The surface of wider rivers receives ample light because of the reduced
shading effect of riparian vegetation. However, in deep or in turbid sections
of the river, water clarity is reduced and this reduces the level of light
penetration. If this reduction is great enough, it may be insufficient
to sustain periphyton growth. Macrophyte production is significant in
lowland reaches only, and rooted macrophytes may be limited by light penetration
in turbid water. Phytoplankton is also limited by turbidity in large rivers
and sometimes by nutrients, but it can be important in some areas of the
river, especially on floodplains. Wet-season rains tend to reduce the
amounts of autotrophs present by washing them away, and this is likely
to result in a decline in primary production during and subsequent to
the monsoons. Significant amount of organic matter enters rivers and is
then transferred within them as organic particles of various sizes and
as matter that is dissolved in the water.
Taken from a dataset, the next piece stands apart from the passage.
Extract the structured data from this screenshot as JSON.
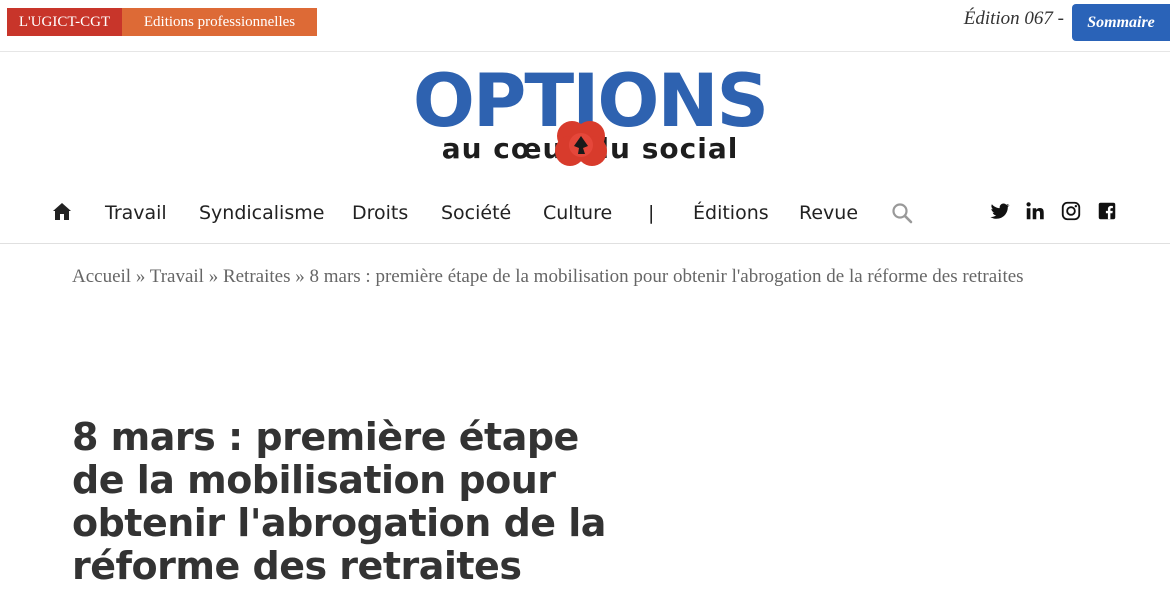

Feeding groups are important in the functioning of river ecosystems. Organisms
can be divided into feeding groups based on their specific roles.
The grazer-scraper category comprises herbivores
that feed on periphyton and biofilms.
Shredders are detritivores feeding on coarse organic particles,
especially leaf litter derived from the riparian zone.
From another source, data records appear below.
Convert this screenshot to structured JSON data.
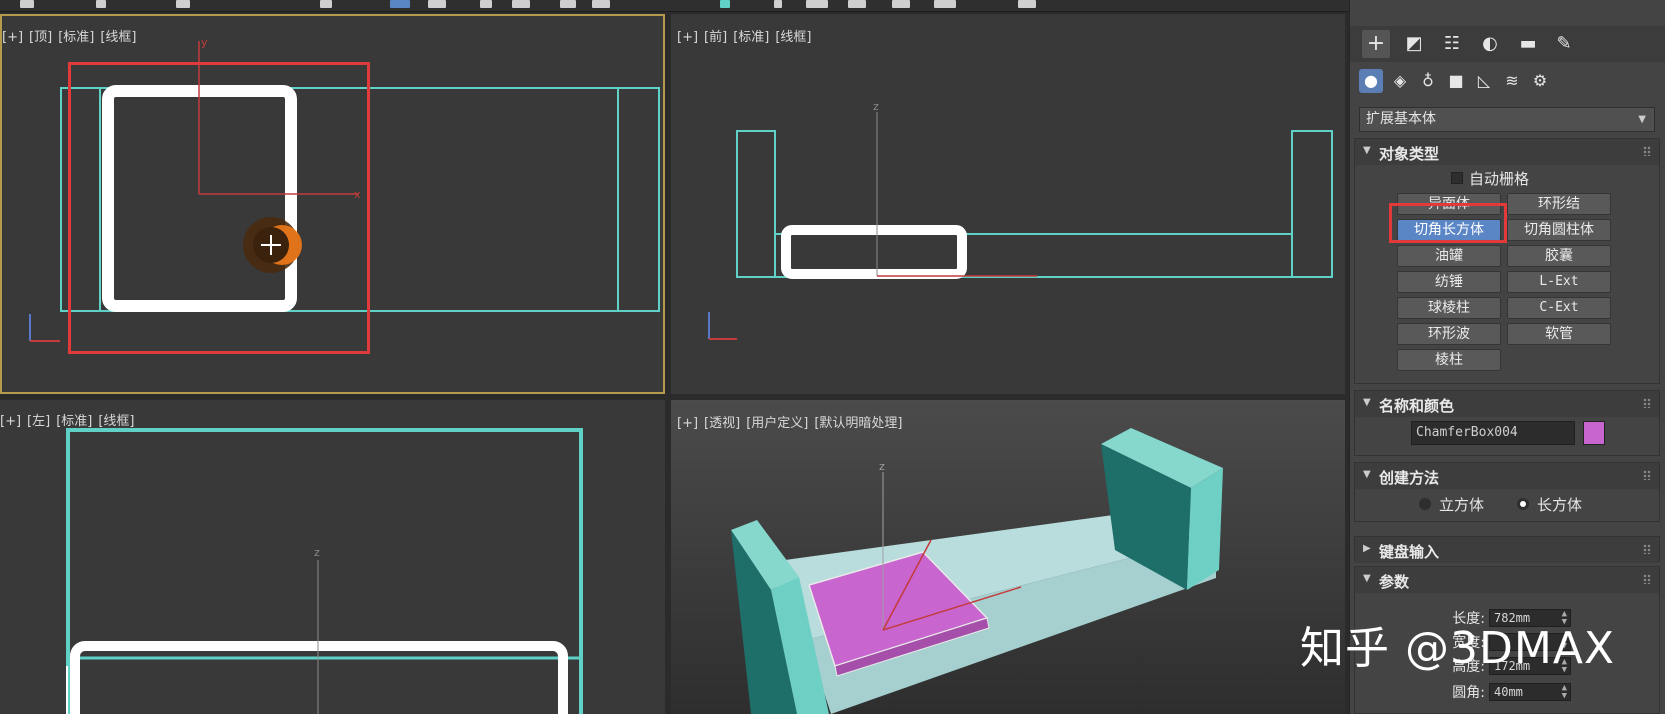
{
  "viewports": {
    "top": {
      "labels": [
        "[+]",
        "[顶]",
        "[标准]",
        "[线框]"
      ]
    },
    "front": {
      "labels": [
        "[+]",
        "[前]",
        "[标准]",
        "[线框]"
      ]
    },
    "left": {
      "labels": [
        "[+]",
        "[左]",
        "[标准]",
        "[线框]"
      ]
    },
    "persp": {
      "labels": [
        "[+]",
        "[透视]",
        "[用户定义]",
        "[默认明暗处理]"
      ]
    },
    "axis": {
      "x": "x",
      "y": "y",
      "z": "z"
    }
  },
  "command_panel": {
    "tabs": [
      "create-tab",
      "modify-tab",
      "hierarchy-tab",
      "motion-tab",
      "display-tab",
      "utilities-tab"
    ],
    "subcategories": [
      "geometry",
      "shapes",
      "lights",
      "cameras",
      "helpers",
      "space-warps",
      "systems"
    ],
    "dropdown_value": "扩展基本体",
    "object_type": {
      "title": "对象类型",
      "autogrid_label": "自动栅格",
      "buttons": [
        "异面体",
        "环形结",
        "切角长方体",
        "切角圆柱体",
        "油罐",
        "胶囊",
        "纺锤",
        "L-Ext",
        "球棱柱",
        "C-Ext",
        "环形波",
        "软管",
        "棱柱"
      ],
      "selected": "切角长方体"
    },
    "name_color": {
      "title": "名称和颜色",
      "name_value": "ChamferBox004",
      "color": "#c865cf"
    },
    "creation_method": {
      "title": "创建方法",
      "options": [
        "立方体",
        "长方体"
      ],
      "selected": "长方体"
    },
    "keyboard_entry": {
      "title": "键盘输入"
    },
    "parameters": {
      "title": "参数",
      "fields": [
        {
          "label": "长度:",
          "value": "782mm"
        },
        {
          "label": "宽度:",
          "value": ""
        },
        {
          "label": "高度:",
          "value": "172mm"
        },
        {
          "label": "圆角:",
          "value": "40mm"
        }
      ]
    }
  },
  "watermark": "知乎 @3DMAX",
  "colors": {
    "wire_cyan": "#5fd1c6",
    "wire_white": "#ffffff",
    "highlight_red": "#e03a3a",
    "accent_blue": "#5b86c6",
    "viewport_active": "#b79b4d"
  }
}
Collectors eat fine and very fine organic particles and can be
subdivided according to whether the food particles they collect are
suspended in the water, as in the case of filtering-collectors or filter-feeders,
or have been deposited on the substratum in the case of collector-gatherers.
Predators are species that eat other animals.
Deposit-feeders ingest fine bottom sediments and the organic
material that they contain.
Life in running waters is organised at many levels to
use energy originally derived from the sun, and chemicals present in the
water and soil, for maintenance, growth and reproduction. The interactions
between organisms typically involve flows of energy and essential chemicals
(nutrients). These flows of energy create an interdependence known as
the food web. This interdependency means that damage to one component
of the ecosystem can lead to impacts on, or even damage to, other ecosystem
Management of aquatic ecosystems therefore requires an understanding of
the functional role and relationships of all the organisms that comprise
an ecosystem. River management presents particular challenges because,
with the unidirectional downstream flow of water, rivers are open systems
in terms of energy. They are sustained by both in-stream events fuelled
by sunlight and by the input of material from the surrounding land. It
is therefore evident that the health of the aquatic system depends on
appropriate management of land and water.
The energy used by organisms maintains body functions, enables growth
and reproduction, thereby producing more plant and animal tissue. Feeding
relationships between organisms leads to the transfer of energy along
pathways that link to form a food web. In rivers, as in all other aquatic
and terrestrial systems, the energy at the base of the food webs is derived
from sunlight fixed by plants growing in the water or on land. Energy
derived from land plants enters the water in the form of dead plant parts,
mainly leaves, but sometimes in the form of dissolved organic matter.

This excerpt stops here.